In recent years, pre-trained large language models (LLMs) have demonstrated remarkable efficiency in achieving an inference-time few-shot learning capability known as in-context learning. However, existing literature has highlighted the sensitivity of this capability to the selection of few-shot demonstrations. Current understandings of the underlying mechanisms by which this capability arises from regular language model pretraining objectives remain disconnected from the real-world LLMs. This study aims to examine the in-context learning phenomenon through a Bayesian lens, viewing real-world LLMs as latent variable models. On this premise, we propose an algorithm to select optimal demonstrations from a set of annotated data with a small LM, and then directly generalize the selected demonstrations to larger LMs. We demonstrate significant improvement over baselines, averaged over eight GPT models on eight real-world text classification datasets. We also demonstrate the real-world usefulness of our algorithm on GSM8K, a math word problem dataset. Our empirical findings support our hypothesis that LLMs implicitly infer a latent variable containing task information.

Author Information

Xinyi Wang (University of California, Santa Barbara)
Wanrong Zhu (University of California, Santa Barbara)
Michael Saxon (UC Santa Barbara)
Mark Steyvers (UC Irvine)
William Yang Wang (University of California, Santa Barbara)

William Wang is the Co-Director of UC Santa Barbara's Natural Language Processing group and Center for Responsible Machine Learning. He is the Duncan and Suzanne Mellichamp Chair in Artificial Intelligence and Designs, and an Associate Professor in the Department of Computer Science at the University of California, Santa Barbara. He received his PhD from School of Computer Science, Carnegie Mellon University.
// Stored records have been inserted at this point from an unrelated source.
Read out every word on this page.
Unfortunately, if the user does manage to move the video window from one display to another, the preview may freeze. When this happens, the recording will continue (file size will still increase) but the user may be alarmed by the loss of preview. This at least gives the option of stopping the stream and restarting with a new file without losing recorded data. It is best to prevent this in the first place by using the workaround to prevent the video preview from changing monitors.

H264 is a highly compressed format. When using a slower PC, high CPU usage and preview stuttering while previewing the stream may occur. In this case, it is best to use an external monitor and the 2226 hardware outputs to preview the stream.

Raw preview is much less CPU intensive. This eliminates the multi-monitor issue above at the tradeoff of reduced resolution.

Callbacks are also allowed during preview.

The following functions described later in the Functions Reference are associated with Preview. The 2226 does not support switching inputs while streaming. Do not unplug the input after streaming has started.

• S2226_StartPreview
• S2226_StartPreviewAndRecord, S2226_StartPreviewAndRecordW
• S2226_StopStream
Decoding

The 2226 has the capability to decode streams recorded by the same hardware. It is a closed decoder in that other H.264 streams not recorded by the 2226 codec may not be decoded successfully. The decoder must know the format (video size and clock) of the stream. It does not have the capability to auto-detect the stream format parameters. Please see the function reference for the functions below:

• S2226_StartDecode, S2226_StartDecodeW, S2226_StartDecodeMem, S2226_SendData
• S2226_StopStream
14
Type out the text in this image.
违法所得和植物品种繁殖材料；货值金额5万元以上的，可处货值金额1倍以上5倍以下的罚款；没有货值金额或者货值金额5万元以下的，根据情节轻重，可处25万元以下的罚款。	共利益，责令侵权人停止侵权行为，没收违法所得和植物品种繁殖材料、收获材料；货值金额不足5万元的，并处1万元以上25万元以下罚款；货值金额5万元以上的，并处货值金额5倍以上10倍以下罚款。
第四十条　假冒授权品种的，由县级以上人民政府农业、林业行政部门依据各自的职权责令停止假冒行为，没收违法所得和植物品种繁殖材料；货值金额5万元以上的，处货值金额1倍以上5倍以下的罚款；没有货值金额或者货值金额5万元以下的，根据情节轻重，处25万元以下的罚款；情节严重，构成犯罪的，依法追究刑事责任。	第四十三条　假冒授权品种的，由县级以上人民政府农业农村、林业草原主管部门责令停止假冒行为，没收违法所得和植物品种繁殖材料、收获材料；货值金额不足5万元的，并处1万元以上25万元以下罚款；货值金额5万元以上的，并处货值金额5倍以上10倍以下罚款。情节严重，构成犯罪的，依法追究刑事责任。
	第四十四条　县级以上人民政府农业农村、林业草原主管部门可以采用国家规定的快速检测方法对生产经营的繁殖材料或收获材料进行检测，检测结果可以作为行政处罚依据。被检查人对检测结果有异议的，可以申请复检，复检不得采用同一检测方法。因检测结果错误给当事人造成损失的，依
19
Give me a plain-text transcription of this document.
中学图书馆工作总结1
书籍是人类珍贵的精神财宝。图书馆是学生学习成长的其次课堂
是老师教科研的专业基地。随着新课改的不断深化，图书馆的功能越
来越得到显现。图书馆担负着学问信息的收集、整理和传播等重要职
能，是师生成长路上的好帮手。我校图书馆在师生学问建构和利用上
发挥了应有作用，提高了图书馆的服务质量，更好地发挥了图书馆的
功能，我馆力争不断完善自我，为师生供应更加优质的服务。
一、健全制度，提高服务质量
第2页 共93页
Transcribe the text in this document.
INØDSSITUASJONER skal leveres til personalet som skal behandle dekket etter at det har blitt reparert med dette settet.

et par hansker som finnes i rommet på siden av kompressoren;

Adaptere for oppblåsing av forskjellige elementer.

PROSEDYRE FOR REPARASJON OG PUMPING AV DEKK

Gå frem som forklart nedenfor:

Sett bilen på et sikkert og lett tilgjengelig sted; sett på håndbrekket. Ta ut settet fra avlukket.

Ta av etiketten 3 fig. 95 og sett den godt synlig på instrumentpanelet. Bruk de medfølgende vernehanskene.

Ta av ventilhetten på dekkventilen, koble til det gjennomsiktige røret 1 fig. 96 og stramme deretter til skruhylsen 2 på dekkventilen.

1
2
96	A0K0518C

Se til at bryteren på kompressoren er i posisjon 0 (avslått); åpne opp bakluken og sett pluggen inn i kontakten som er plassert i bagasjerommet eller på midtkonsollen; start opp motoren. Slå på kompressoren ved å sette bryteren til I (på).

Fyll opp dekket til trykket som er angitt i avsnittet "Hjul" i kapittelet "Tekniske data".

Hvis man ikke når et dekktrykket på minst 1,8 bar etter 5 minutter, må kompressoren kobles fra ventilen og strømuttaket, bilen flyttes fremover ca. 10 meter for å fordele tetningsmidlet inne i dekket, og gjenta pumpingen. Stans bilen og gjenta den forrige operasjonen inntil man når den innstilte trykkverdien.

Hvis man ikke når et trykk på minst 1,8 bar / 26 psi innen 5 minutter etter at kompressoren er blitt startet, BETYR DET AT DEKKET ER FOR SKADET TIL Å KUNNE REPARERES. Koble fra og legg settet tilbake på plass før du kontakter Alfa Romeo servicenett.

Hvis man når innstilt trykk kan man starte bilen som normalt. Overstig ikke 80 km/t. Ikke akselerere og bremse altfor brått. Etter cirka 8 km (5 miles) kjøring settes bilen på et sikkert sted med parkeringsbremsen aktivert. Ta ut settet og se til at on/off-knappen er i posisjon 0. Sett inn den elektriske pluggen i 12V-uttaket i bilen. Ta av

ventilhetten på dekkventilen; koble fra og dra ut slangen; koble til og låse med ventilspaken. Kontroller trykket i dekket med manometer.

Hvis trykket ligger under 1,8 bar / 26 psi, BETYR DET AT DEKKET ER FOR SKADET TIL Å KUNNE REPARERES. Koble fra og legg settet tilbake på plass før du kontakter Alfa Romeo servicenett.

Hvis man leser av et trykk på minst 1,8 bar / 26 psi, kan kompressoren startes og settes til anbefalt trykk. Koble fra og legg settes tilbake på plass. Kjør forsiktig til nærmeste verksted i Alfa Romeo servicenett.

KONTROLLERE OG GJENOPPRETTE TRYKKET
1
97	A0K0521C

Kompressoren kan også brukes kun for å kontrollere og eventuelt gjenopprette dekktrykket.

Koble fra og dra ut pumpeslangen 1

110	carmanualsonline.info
He has broad interests in Artificial Intelligence, including statistical relational learning, information extraction, computational social science, dialog & generation, and vision. He has published more than 100 papers at leading NLP/AI/ML conferences and journals, and received best paper awards (or nominations) at ASRU 2013, CIKM 2013, EMNLP 2015, and CVPR 2019, a DARPA Young Faculty Award (Class of 2018), an IEEE AI's 10 to Watch Award (Class of 2020), an NSF CAREER Award (2021), two Google Faculty Research Awards (2018, 2019), three IBM Faculty Awards (2017-2019), two Facebook Research Awards (2018, 2019), an Amazon AWS Machine Learning Research Award, a JP Morgan Chase Faculty Research Award, an Adobe Research Award in 2018, and the Richard King Mellon Presidential Fellowship in 2011. He frequently serves as an Area Chair or Senior Area Chair for NAACL, ACL, EMNLP, and AAAI. He is an elected member of IEEE Speech and Language Processing Technical Committee (2021-2023) and a member of ACM Future of Computing Academy. In addition to research, William enjoys writing scientific articles that impact the broader online community. His work and opinions appear at major tech media outlets such as Wired, VICE, Scientific American, Fortune, Fast Company, NASDAQ, The Next Web, Law.com, and Mental Floss.